Quick tips on GO analysis

Scott likes two approaches:
1. GoMiner: http://discover.nci.nih.gov/gominer/htgm.servlet
But this requires gene names in a text file (MUST have .txt ending) to work; useful hack to get gene names from, e.g., blast -m 8 results (presuming fish.t has only the blast result identifier, e.g. "gi|5729849|ref|NM_006496.1"):


grep -f fish.t /home/scott/data/blastdb/human_rna.annot > fish.t.genes
cat fish.t.genes | awk '{for (i=1;i<NF;i++) {if (substr($i,1,1)=="("&&substr($i,length($i),1)==",") {print substr($i,2,length($i)-3)} } }' > fish.t.genes.genenames

The first command retrieves the entire reference line from the BLAST database annotation, the second command parses out the gene name (not attractively).

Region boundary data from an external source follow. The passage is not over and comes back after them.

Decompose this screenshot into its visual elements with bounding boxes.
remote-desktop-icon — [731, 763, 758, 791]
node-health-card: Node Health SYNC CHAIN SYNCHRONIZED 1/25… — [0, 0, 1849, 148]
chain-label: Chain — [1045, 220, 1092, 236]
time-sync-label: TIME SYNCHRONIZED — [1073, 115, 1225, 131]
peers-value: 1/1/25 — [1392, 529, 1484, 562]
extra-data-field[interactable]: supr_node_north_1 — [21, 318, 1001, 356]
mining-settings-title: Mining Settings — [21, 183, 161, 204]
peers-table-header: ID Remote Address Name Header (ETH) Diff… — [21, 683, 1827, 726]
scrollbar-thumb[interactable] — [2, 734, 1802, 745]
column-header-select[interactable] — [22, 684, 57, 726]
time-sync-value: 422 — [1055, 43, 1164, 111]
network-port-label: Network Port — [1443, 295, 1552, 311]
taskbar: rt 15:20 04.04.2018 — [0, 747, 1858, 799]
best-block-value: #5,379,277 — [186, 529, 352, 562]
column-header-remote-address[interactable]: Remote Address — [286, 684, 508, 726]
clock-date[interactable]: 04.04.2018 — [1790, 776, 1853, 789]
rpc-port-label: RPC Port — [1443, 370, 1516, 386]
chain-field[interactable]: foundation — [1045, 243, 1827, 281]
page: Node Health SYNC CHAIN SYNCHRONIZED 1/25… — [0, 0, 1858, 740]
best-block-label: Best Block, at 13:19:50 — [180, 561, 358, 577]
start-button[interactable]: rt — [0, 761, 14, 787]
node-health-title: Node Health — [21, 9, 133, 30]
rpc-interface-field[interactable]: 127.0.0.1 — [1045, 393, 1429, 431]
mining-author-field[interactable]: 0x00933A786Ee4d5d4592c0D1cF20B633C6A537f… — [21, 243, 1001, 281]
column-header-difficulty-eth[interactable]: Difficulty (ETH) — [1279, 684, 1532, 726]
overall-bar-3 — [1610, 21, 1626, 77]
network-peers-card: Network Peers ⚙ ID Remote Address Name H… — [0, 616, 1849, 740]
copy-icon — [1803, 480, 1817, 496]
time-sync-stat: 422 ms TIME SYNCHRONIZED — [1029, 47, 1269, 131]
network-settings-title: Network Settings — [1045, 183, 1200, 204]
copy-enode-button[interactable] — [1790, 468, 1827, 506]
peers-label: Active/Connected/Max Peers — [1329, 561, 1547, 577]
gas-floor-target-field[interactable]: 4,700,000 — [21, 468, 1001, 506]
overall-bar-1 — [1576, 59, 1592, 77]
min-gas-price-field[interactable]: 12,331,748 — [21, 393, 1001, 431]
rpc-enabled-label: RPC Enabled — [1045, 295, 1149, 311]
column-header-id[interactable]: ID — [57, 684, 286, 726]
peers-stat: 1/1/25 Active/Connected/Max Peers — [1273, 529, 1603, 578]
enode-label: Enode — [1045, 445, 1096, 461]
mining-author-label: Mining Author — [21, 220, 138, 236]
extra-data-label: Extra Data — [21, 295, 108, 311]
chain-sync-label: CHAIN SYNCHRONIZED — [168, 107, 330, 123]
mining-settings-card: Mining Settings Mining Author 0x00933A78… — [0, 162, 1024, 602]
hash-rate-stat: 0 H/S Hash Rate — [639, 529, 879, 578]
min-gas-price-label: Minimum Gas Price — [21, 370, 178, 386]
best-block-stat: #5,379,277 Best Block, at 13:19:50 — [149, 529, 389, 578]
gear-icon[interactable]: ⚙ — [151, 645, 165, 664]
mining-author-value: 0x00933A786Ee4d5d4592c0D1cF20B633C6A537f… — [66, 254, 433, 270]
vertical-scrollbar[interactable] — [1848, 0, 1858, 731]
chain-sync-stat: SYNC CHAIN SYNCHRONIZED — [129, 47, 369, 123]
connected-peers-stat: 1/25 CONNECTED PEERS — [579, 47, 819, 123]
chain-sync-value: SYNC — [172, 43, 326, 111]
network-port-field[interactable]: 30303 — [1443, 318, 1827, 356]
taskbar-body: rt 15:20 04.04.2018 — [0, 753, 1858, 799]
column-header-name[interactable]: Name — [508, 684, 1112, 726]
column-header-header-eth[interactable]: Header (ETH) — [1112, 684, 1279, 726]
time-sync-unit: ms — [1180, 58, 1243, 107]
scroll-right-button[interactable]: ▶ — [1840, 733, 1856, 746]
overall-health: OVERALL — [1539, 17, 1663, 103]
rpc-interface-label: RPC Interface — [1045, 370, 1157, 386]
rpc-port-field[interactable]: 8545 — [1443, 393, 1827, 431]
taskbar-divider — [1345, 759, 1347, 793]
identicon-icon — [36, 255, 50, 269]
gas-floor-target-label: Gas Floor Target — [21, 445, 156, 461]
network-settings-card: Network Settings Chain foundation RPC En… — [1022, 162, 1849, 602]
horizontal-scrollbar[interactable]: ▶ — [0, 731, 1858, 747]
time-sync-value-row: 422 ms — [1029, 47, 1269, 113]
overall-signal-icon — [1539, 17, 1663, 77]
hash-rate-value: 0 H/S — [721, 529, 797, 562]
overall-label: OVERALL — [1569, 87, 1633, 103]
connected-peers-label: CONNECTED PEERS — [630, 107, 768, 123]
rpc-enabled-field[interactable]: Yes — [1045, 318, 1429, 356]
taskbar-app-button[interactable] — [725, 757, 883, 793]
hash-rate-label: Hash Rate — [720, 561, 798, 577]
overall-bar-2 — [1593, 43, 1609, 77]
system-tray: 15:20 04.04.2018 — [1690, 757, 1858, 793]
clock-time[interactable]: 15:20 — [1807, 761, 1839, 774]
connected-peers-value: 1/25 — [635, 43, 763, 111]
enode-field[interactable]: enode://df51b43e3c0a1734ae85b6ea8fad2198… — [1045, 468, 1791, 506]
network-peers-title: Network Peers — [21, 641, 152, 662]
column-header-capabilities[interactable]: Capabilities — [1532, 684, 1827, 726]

Then send fish.t.genes.genenames off to gominer, allowing it to select the background (you could send the annot file of course...)

2. DAVID: http://david.abcc.ncifcrf.gov/tools.jsp
In contrast to GoMiner, DAVID is fine having NCBI identifiers (NM_..., NP_..., etc.) that can easily be parsed out from blast results.

Why would you chose one or the other?

GoMiner provides a very clean output - suitable for grant applications and summaries of gene lists, but doesn't give you much to explore. DAVID's output is intended for interactive exploration when you're really trying to work out biology.